VAAC Member Spotlight: Kenneth Gourlay

Kenneth Gourlay is a graduate student studying sociology at Wayne State University. He has several published, peer-reviewed academic articles on issues involving race, sex, and discrimination. He continues to pursue knowledge related to discourse about gender and sexuality, and the meanings that are constructed through the way we speak about these topics. Kenneth also works as a website and social media marketing consultant, and he helps VAAC maintain their website. He is often seen on local rivers in his hand-built cedar strip canoe.

Interview with Kenneth Gourlay

Below, Kenneth Gourlay speaks about his passions and motivations for his involement with Voting Access for All Coalition.

What do you see as the biggest problem facing society right now?

There is an apathy about government that disconnects people from civic community.
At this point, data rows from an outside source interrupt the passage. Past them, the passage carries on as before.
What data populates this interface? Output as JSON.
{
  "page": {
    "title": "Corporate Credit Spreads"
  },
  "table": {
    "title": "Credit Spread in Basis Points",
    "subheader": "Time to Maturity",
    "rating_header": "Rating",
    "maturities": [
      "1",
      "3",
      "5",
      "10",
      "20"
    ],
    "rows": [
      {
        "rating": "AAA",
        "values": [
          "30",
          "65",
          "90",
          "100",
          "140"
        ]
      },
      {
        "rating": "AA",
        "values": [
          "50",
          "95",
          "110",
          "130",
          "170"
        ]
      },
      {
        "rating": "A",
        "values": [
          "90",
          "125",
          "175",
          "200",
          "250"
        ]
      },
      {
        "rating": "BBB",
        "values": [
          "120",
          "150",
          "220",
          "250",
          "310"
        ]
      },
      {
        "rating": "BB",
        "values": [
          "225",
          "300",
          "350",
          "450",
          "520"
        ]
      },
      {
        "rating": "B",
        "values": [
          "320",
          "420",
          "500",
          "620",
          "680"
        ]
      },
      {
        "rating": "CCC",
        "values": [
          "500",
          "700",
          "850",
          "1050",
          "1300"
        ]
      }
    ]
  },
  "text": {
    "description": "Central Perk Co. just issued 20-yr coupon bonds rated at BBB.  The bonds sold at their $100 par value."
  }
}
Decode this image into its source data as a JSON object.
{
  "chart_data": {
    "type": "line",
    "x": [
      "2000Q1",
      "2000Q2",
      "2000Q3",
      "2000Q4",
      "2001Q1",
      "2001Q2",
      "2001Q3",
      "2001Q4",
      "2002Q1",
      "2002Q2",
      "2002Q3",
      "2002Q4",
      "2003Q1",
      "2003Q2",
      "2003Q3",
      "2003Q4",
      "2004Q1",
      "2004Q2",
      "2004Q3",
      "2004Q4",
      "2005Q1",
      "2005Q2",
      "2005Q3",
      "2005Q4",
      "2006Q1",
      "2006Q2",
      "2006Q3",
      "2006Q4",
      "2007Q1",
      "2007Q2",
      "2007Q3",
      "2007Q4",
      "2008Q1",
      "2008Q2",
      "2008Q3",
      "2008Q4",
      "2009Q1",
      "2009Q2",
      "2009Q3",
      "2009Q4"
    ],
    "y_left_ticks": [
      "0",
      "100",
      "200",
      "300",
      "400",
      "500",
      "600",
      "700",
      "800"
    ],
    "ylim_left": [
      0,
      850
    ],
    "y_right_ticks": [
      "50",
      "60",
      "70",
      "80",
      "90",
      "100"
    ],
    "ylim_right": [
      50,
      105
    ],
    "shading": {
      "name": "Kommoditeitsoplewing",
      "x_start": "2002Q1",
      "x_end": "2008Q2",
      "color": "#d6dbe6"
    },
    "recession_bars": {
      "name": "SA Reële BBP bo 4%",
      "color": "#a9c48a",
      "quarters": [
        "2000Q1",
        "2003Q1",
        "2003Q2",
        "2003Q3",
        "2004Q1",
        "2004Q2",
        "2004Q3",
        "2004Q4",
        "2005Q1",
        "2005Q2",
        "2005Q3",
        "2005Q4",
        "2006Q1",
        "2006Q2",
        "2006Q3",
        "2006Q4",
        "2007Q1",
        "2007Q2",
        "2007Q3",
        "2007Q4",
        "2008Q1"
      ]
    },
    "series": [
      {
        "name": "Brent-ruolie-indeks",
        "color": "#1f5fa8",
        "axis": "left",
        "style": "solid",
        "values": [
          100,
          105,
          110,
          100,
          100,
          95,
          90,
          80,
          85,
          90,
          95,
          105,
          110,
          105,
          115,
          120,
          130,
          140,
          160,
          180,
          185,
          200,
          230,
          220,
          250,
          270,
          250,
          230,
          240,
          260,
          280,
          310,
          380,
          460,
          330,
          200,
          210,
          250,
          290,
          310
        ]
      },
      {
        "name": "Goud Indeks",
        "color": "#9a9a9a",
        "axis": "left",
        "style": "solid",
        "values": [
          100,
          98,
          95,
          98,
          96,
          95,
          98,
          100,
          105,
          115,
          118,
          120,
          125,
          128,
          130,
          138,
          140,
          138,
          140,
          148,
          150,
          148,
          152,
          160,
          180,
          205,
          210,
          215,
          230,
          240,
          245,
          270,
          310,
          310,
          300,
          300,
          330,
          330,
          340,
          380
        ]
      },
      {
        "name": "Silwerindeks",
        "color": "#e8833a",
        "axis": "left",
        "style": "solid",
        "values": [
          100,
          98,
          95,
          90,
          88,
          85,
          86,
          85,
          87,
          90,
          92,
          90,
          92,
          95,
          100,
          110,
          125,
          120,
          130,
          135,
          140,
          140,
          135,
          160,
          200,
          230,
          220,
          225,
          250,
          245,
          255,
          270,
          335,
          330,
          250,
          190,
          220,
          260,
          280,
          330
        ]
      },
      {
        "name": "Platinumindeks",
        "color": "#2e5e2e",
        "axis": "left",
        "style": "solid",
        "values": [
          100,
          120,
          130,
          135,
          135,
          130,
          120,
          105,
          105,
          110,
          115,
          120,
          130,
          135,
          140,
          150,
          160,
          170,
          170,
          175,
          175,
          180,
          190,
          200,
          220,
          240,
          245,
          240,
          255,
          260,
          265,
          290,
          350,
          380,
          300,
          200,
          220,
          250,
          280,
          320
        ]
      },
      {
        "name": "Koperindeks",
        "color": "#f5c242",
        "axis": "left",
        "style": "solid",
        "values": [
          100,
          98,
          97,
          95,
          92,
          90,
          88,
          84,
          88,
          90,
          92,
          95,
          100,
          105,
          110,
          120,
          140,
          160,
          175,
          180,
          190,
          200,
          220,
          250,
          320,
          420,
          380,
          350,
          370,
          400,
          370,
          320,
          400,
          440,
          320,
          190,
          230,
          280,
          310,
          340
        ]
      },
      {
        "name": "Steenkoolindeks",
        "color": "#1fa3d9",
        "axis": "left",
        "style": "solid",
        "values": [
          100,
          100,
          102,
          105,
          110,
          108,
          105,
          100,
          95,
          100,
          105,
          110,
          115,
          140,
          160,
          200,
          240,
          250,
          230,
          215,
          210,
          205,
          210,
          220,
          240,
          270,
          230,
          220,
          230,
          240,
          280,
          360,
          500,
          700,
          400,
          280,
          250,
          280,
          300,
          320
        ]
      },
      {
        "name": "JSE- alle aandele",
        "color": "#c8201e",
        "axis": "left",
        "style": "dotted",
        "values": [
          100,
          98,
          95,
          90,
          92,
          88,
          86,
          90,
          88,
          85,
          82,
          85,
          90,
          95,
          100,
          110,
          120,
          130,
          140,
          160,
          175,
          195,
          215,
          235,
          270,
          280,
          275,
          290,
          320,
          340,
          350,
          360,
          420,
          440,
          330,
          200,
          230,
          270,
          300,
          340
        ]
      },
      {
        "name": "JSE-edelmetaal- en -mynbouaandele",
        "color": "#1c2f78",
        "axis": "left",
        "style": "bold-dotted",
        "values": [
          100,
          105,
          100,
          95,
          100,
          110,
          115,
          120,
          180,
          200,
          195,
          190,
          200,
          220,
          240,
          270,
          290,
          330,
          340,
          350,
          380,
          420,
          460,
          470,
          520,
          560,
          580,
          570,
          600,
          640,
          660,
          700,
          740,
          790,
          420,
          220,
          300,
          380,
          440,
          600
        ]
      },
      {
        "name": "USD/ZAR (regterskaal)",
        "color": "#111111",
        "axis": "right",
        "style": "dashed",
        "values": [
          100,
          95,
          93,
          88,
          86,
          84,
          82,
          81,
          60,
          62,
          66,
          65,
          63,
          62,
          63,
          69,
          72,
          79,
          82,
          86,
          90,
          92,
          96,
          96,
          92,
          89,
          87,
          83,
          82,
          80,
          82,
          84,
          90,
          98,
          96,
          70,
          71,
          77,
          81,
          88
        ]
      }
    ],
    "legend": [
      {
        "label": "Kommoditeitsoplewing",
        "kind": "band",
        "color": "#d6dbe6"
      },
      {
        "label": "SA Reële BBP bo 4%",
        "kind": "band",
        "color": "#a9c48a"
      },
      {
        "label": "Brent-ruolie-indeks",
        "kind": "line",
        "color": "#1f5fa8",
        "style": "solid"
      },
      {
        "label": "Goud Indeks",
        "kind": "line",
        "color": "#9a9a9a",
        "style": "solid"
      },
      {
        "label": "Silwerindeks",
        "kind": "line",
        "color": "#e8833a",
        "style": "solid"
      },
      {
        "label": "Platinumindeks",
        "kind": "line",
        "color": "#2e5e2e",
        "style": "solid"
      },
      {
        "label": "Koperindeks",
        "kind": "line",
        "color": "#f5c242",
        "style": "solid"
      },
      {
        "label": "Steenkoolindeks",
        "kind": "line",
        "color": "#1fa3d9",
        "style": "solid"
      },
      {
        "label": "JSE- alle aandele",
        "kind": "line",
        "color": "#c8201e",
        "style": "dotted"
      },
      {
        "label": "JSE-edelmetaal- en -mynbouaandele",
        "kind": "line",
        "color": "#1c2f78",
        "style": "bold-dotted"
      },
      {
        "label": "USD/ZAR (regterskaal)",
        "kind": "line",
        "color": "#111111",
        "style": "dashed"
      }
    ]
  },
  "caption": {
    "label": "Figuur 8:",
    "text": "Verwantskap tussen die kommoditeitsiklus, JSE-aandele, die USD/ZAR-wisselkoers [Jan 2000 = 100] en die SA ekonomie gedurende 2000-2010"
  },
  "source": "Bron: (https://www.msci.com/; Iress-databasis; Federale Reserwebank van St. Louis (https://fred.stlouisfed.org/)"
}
More often than not, government leadership is seen as “them,” not “us”. Without a doubt, politicians are often out of touch from citizens’ concerns, sometimes even corrupt. But each one of us has the power to change this state of affairs. Each of us has the power to vote, which, should we choose to use it, means we can elect people who actually understand and represent us. 

How did your life lead you to an interest in voting access?

I have always loved voting. Casting a ballot feels like the most direct involvement I have in my larger community. It gives me a sense of connection to the principles on which our country was founded, and it feels like the least I can do to make the world a better place.

While I was being held in the Washtenaw County Jail, I tried to vote and was unable to. I requested an absentee ballot and never got it. I don’t know what went wrong. To be honest, at the time, I had bigger problems to worry about. Looking back, I see that I fell victim to a broader issue of disenfranchisement that affects many people all the time. I suspect that I was the only person in the jail at that time who even considered voting, and I imagine that none of the staff ever thought about people in the jail voting either. Voting is not just a right, it is a duty: our system of government only works well when everyone participates.

How has your experience shaped your view of voting?

There are so many problems in our community that it’s easy to get overwhelmed. It can feel like there’s nothing we can do as individuals to fight against the powers of vested interests corruption, greed, or even indifference. One vote out of several million, or even one out of a few thousand as in a local election, seems like an inconsequential drop in the bucket. But at the same time, it is the simplest and most direct form of civic involvement. Your vote is where your voice counts the most directly and firmly.

Fortunately, voting is not the only thing we can do to have an influence on government and politics. We can also write letters, talk to people, call out injustices and failures, hold peaceful protests, and more. But at the end of the day, it’s the vote that counts.

What do people need to know about their voting rights?

So much energy is spent on national elections, especially Presidential elections. I think there is much more progress to be made by focusing on local elections. If we pay attention to the political leaders closest to us—our mayors, city council, commissioners, sheriffs, etc.—we can be much more directly involved in the civic work that affects us most. And I believe that politics can have a trickle-up effect where changes at the local level will ultimately have a powerful influence on the nation.

I also hope that people become more aware of systemic barriers to choice, even when everyone is able to cast a ballot. Our two-party system is one of the biggest weaknesses in our politics right now. We need better choices. We need to demand the ability to vote for candidates beyond those who are deeply invested in the two major political parties, without those candidates being seen as “spoilers.”